Thursday, January 2, 2014

Tea Party

I've been drinking tea lately. I don't know why. I used to only drink tea when I was sick as a kid, and back then I could barely tell it contained any sort of herbal nonsense whatsoever. I drowned it in honey and milk until it was cold and sugary sweet. But this winter, I've been drinking it because my bones are cold, coffee keeps me awake and I guess I'm getting old. Stupid tea.

I guess you could say that I also drank tea in college, but back then it was served with ice and booze and it came from Long Island. It made me less relaxed and more "dance on the bar." It was fun.

Anyway, now it's hot tea on a cold night while watching Dexter (my newest binge obsession on Netflix). Tonight, as I stood waiting for my tea to brew or steam or whatever it is that tea does, I made the very logical decision that I hate tea because it's a huge snob. Tea is to the beverage world as Gwyneth Paltrow is to the entertainment world. Stuck up without any good reason to be. If tea could have a baby, it would totally name it Apple. Ugh...TEA.
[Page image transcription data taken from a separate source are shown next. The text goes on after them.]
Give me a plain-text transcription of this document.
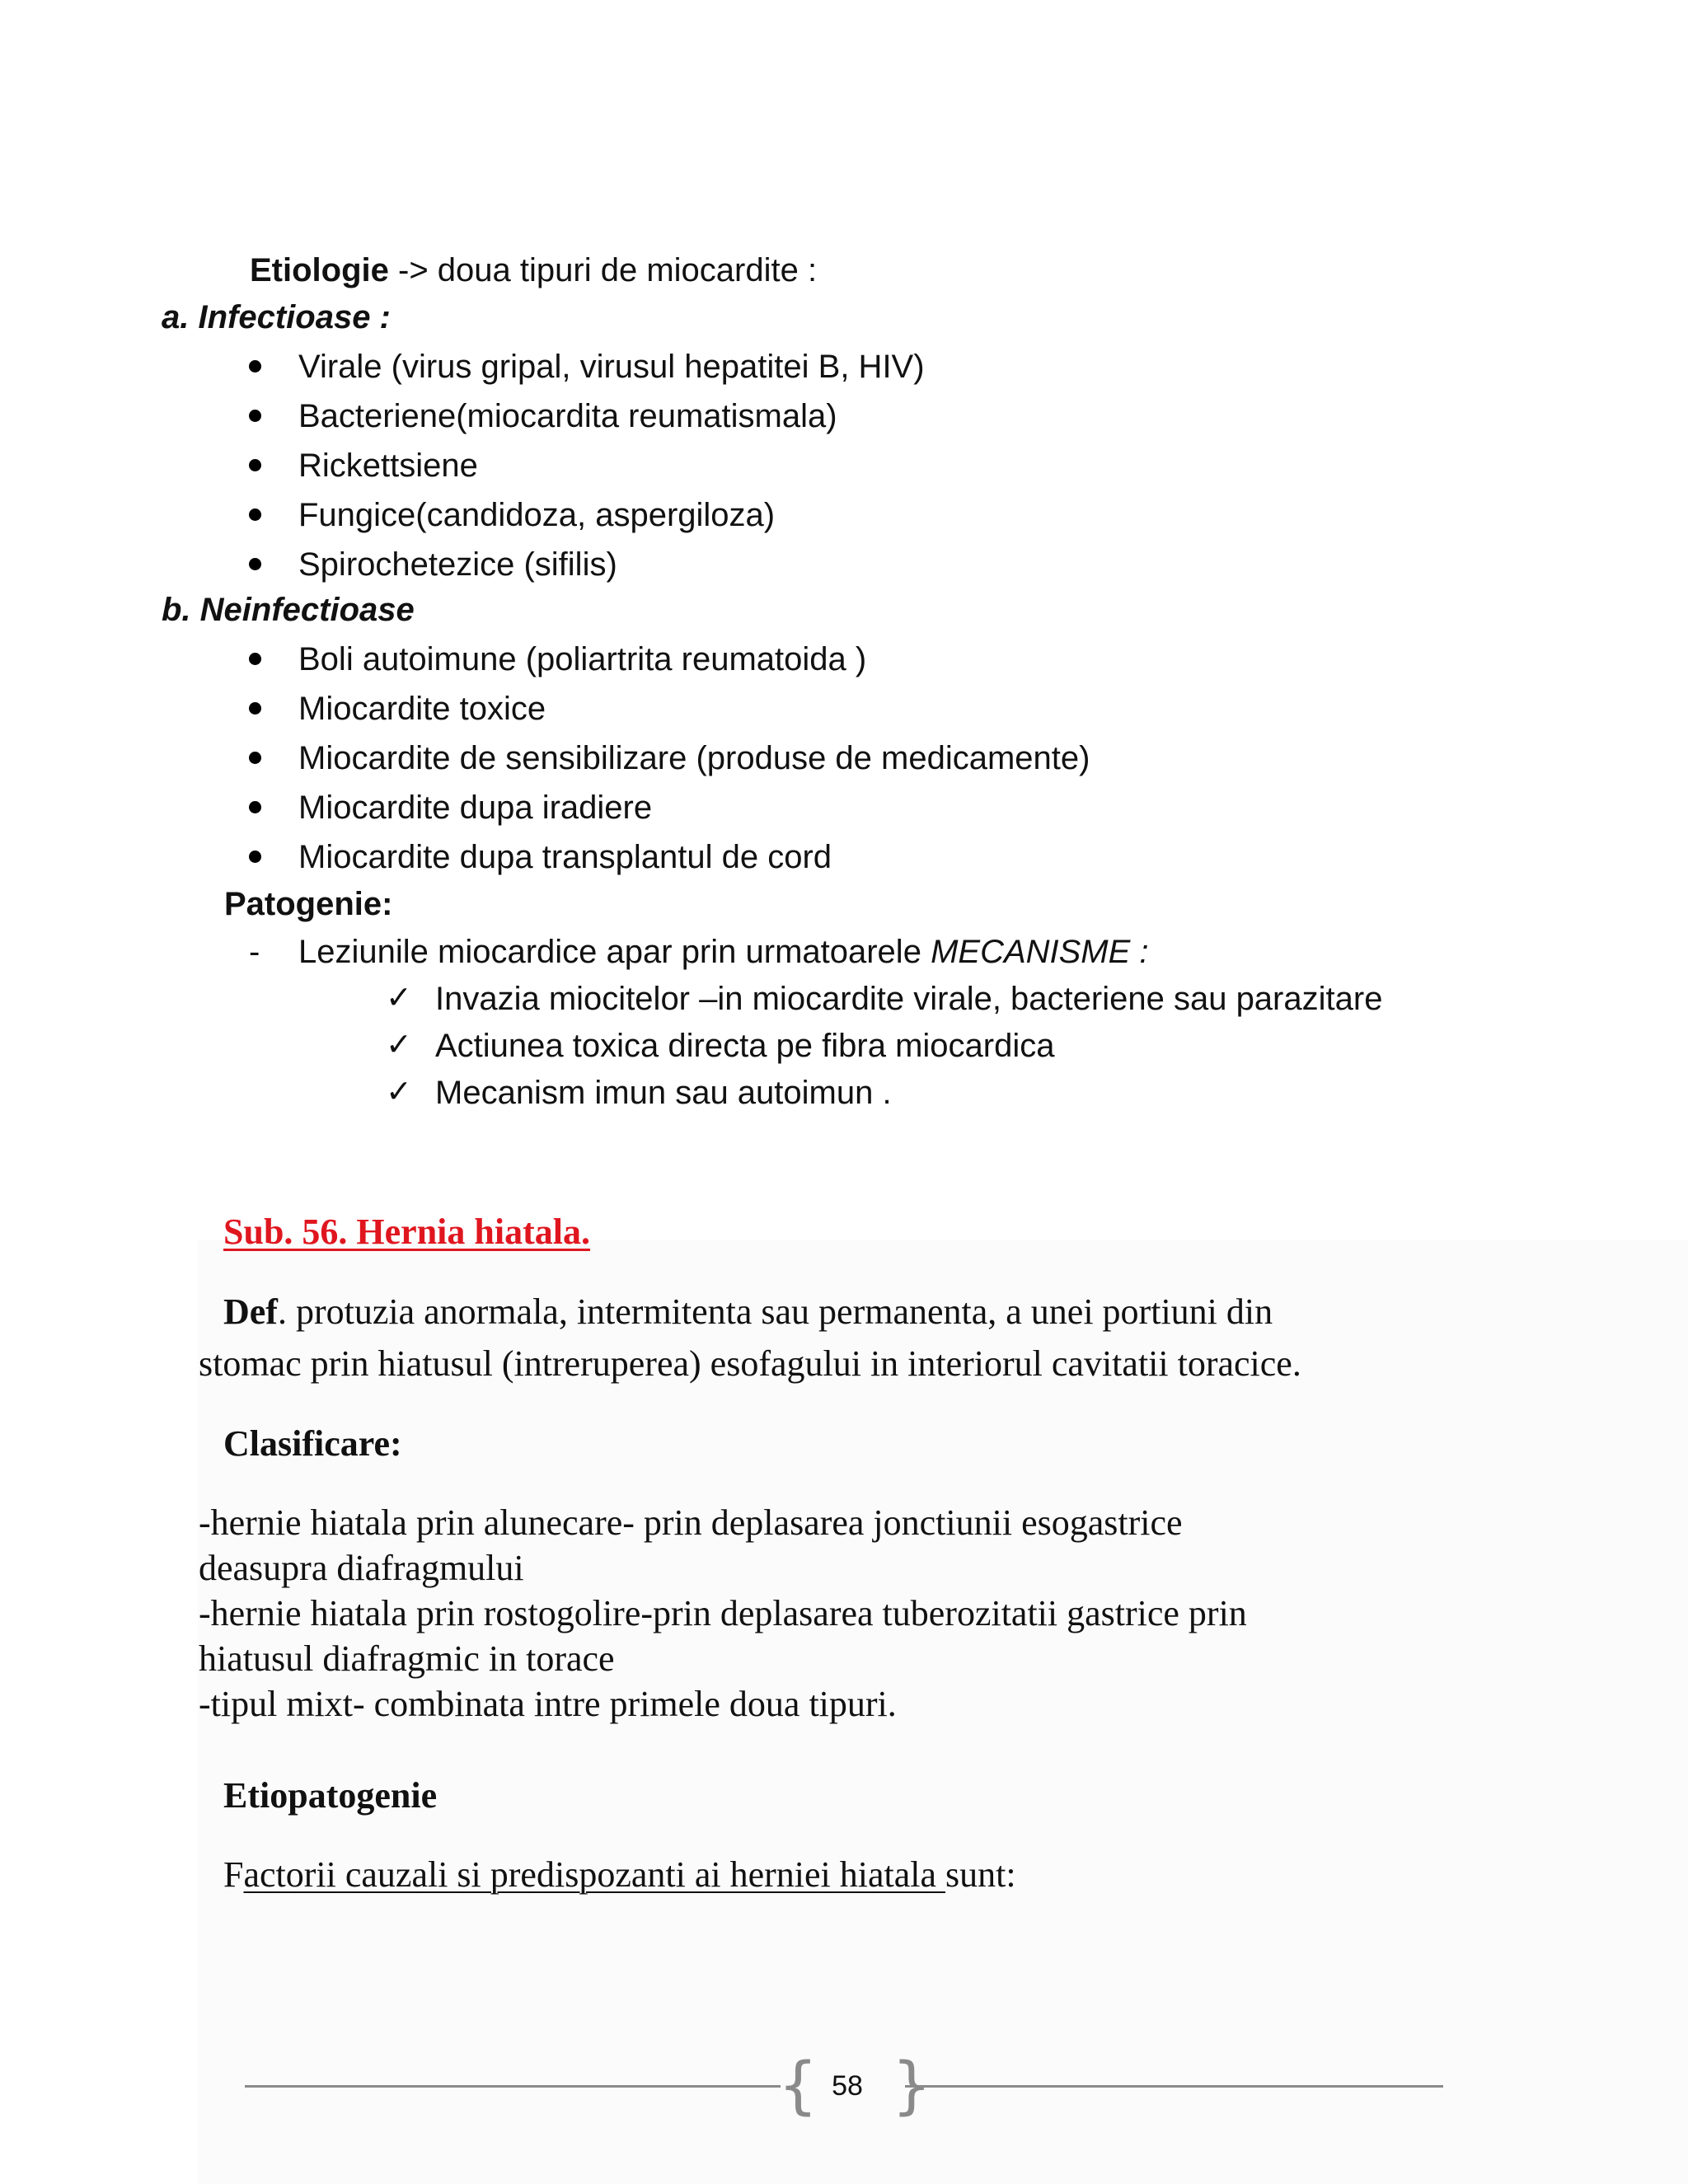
Etiologie -> doua tipuri de miocardite :
a. Infectioase :
Virale (virus gripal, virusul hepatitei B, HIV)
Bacteriene(miocardita reumatismala)
Rickettsiene
Fungice(candidoza, aspergiloza)
Spirochetezice (sifilis)
b. Neinfectioase
Boli autoimune (poliartrita reumatoida )
Miocardite toxice
Miocardite de sensibilizare (produse de medicamente)
Miocardite dupa iradiere
Miocardite dupa transplantul de cord
Patogenie:
- Leziunile miocardice apar prin urmatoarele MECANISME :
✓ Invazia miocitelor –in miocardite virale, bacteriene sau parazitare
✓ Actiunea toxica directa pe fibra miocardica
✓ Mecanism imun sau autoimun .
Sub. 56. Hernia hiatala.
Def. protuzia anormala, intermitenta sau permanenta, a unei portiuni din
stomac prin hiatusul (intreruperea) esofagului in interiorul cavitatii toracice.
Clasificare:
-hernie hiatala prin alunecare- prin deplasarea jonctiunii esogastrice
deasupra diafragmului
-hernie hiatala prin rostogolire-prin deplasarea tuberozitatii gastrice prin
hiatusul diafragmic in torace
-tipul mixt- combinata intre primele doua tipuri.
Etiopatogenie
Factorii cauzali si predispozanti ai herniei hiatala sunt:
{ }
58
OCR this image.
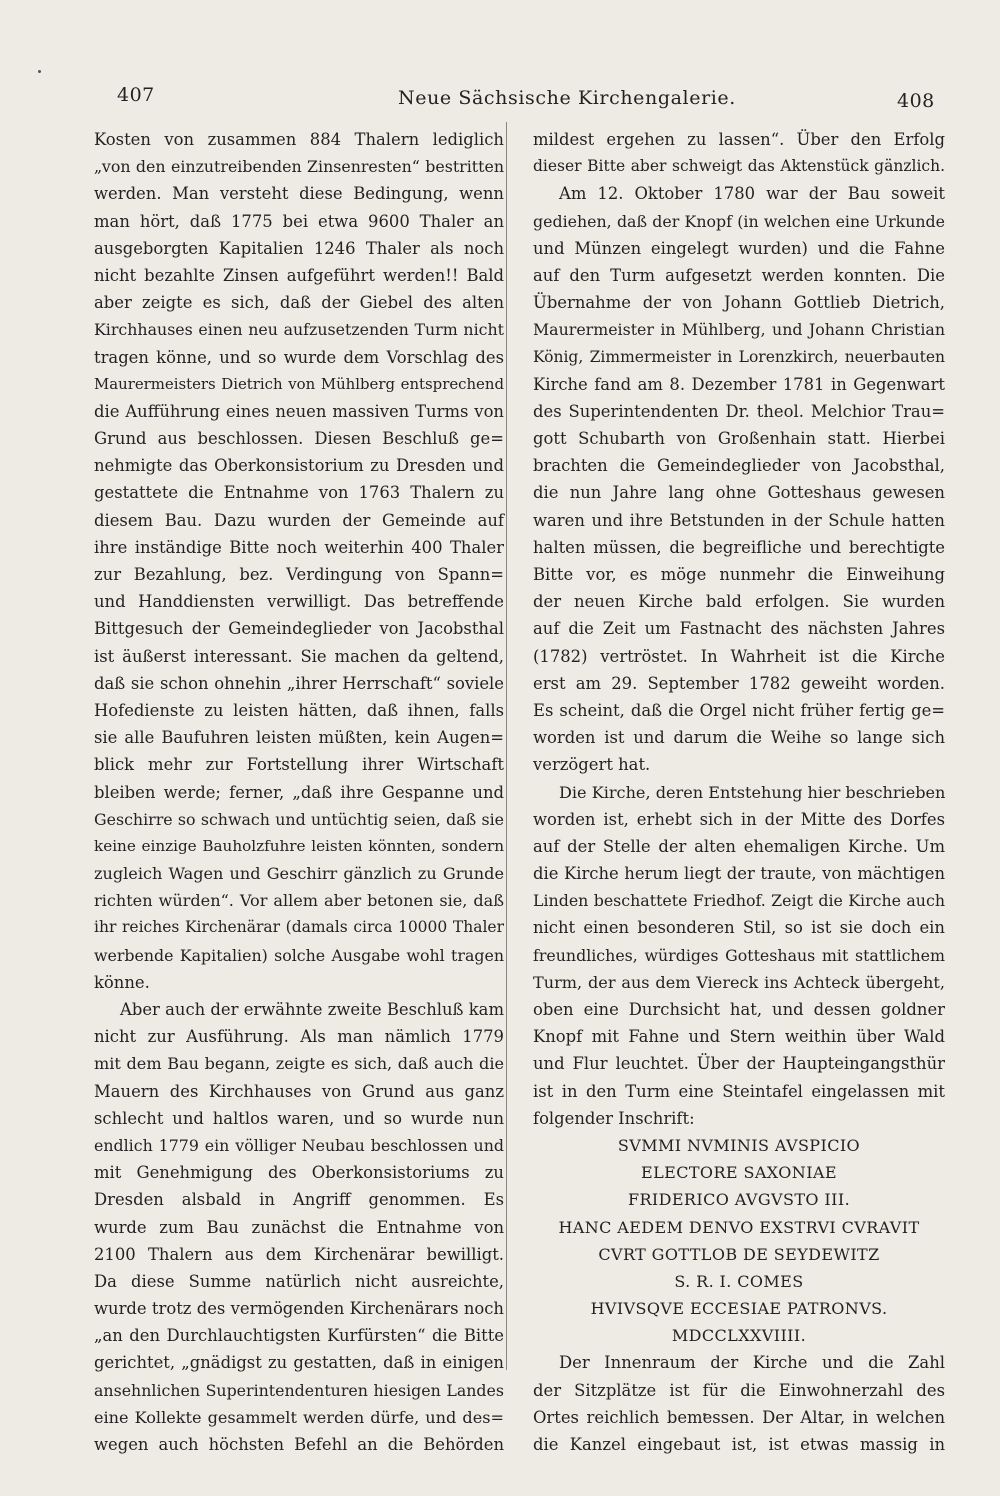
407	Neue Sächsische Kirchengalerie.	408
Kosten von zusammen 884 Thalern lediglich
„von den einzutreibenden Zinsenresten“ bestritten
werden. Man versteht diese Bedingung, wenn
man hört, daß 1775 bei etwa 9600 Thaler an
ausgeborgten Kapitalien 1246 Thaler als noch
nicht bezahlte Zinsen aufgeführt werden!! Bald
aber zeigte es sich, daß der Giebel des alten
Kirchhauses einen neu aufzusetzenden Turm nicht
tragen könne, und so wurde dem Vorschlag des
Maurermeisters Dietrich von Mühlberg entsprechend
die Aufführung eines neuen massiven Turms von
Grund aus beschlossen. Diesen Beschluß ge=
nehmigte das Oberkonsistorium zu Dresden und
gestattete die Entnahme von 1763 Thalern zu
diesem Bau. Dazu wurden der Gemeinde auf
ihre inständige Bitte noch weiterhin 400 Thaler
zur Bezahlung, bez. Verdingung von Spann=
und Handdiensten verwilligt. Das betreffende
Bittgesuch der Gemeindeglieder von Jacobsthal
ist äußerst interessant. Sie machen da geltend,
daß sie schon ohnehin „ihrer Herrschaft“ soviele
Hofedienste zu leisten hätten, daß ihnen, falls
sie alle Baufuhren leisten müßten, kein Augen=
blick mehr zur Fortstellung ihrer Wirtschaft
bleiben werde; ferner, „daß ihre Gespanne und
Geschirre so schwach und untüchtig seien, daß sie
keine einzige Bauholzfuhre leisten könnten, sondern
zugleich Wagen und Geschirr gänzlich zu Grunde
richten würden“. Vor allem aber betonen sie, daß
ihr reiches Kirchenärar (damals circa 10000 Thaler
werbende Kapitalien) solche Ausgabe wohl tragen
könne.
Aber auch der erwähnte zweite Beschluß kam
nicht zur Ausführung. Als man nämlich 1779
mit dem Bau begann, zeigte es sich, daß auch die
Mauern des Kirchhauses von Grund aus ganz
schlecht und haltlos waren, und so wurde nun
endlich 1779 ein völliger Neubau beschlossen und
mit Genehmigung des Oberkonsistoriums zu
Dresden alsbald in Angriff genommen. Es
wurde zum Bau zunächst die Entnahme von
2100 Thalern aus dem Kirchenärar bewilligt.
Da diese Summe natürlich nicht ausreichte,
wurde trotz des vermögenden Kirchenärars noch
„an den Durchlauchtigsten Kurfürsten“ die Bitte
gerichtet, „gnädigst zu gestatten, daß in einigen
ansehnlichen Superintendenturen hiesigen Landes
eine Kollekte gesammelt werden dürfe, und des=
wegen auch höchsten Befehl an die Behörden
mildest ergehen zu lassen“. Über den Erfolg
dieser Bitte aber schweigt das Aktenstück gänzlich.
Am 12. Oktober 1780 war der Bau soweit
gediehen, daß der Knopf (in welchen eine Urkunde
und Münzen eingelegt wurden) und die Fahne
auf den Turm aufgesetzt werden konnten. Die
Übernahme der von Johann Gottlieb Dietrich,
Maurermeister in Mühlberg, und Johann Christian
König, Zimmermeister in Lorenzkirch, neuerbauten
Kirche fand am 8. Dezember 1781 in Gegenwart
des Superintendenten Dr. theol. Melchior Trau=
gott Schubarth von Großenhain statt. Hierbei
brachten die Gemeindeglieder von Jacobsthal,
die nun Jahre lang ohne Gotteshaus gewesen
waren und ihre Betstunden in der Schule hatten
halten müssen, die begreifliche und berechtigte
Bitte vor, es möge nunmehr die Einweihung
der neuen Kirche bald erfolgen. Sie wurden
auf die Zeit um Fastnacht des nächsten Jahres
(1782) vertröstet. In Wahrheit ist die Kirche
erst am 29. September 1782 geweiht worden.
Es scheint, daß die Orgel nicht früher fertig ge=
worden ist und darum die Weihe so lange sich
verzögert hat.
Die Kirche, deren Entstehung hier beschrieben
worden ist, erhebt sich in der Mitte des Dorfes
auf der Stelle der alten ehemaligen Kirche. Um
die Kirche herum liegt der traute, von mächtigen
Linden beschattete Friedhof. Zeigt die Kirche auch
nicht einen besonderen Stil, so ist sie doch ein
freundliches, würdiges Gotteshaus mit stattlichem
Turm, der aus dem Viereck ins Achteck übergeht,
oben eine Durchsicht hat, und dessen goldner
Knopf mit Fahne und Stern weithin über Wald
und Flur leuchtet. Über der Haupteingangsthür
ist in den Turm eine Steintafel eingelassen mit
folgender Inschrift:
SVMMI NVMINIS AVSPICIO
ELECTORE SAXONIAE
FRIDERICO AVGVSTO III.
HANC AEDEM DENVO EXSTRVI CVRAVIT
CVRT GOTTLOB DE SEYDEWITZ
S. R. I. COMES
HVIVSQVE ECCESIAE PATRONVS.
MDCCLXXVIIII.
Der Innenraum der Kirche und die Zahl
der Sitzplätze ist für die Einwohnerzahl des
Ortes reichlich bemessen. Der Altar, in welchen
die Kanzel eingebaut ist, ist etwas massig in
I kind of laughed to myself as I sipped on my liquid snobbery juice because despite my best efforts, I still love tea. It leaves ugly brown stains in all my best Kate Spade mugs, comes in too many flavors, is British (which, as we all know, is the snobbiest place ever) and is not wine. And yet...hear we are. Drinking tea and trying out a British accent when no one is listening. (Oy. Me accent is a li'l bit Bri'ish and a wee bit leprechan. Either way, I sound bloody mental. Off to the loo, matey! Oh bollocks, methinks that's a bit pirate as well, no?)

Is drinking tea like a snobby right of passage that happens when you're finally  at a stage in life when you don't have to steal toilet paper from the work bathroom anymore? Wait, am I going to have to start brushing my hair now?! What am I, the bloody Queen of England!?

Just because I am an immature non-snob, I just dumped some whiskey in my tea to show it who's boss. And now it's pretty disgusting. But whatever. The snobby aftertaste is gone and I feel like a pioneer...like the whiskey is the Boston Harbor and now it's time to party.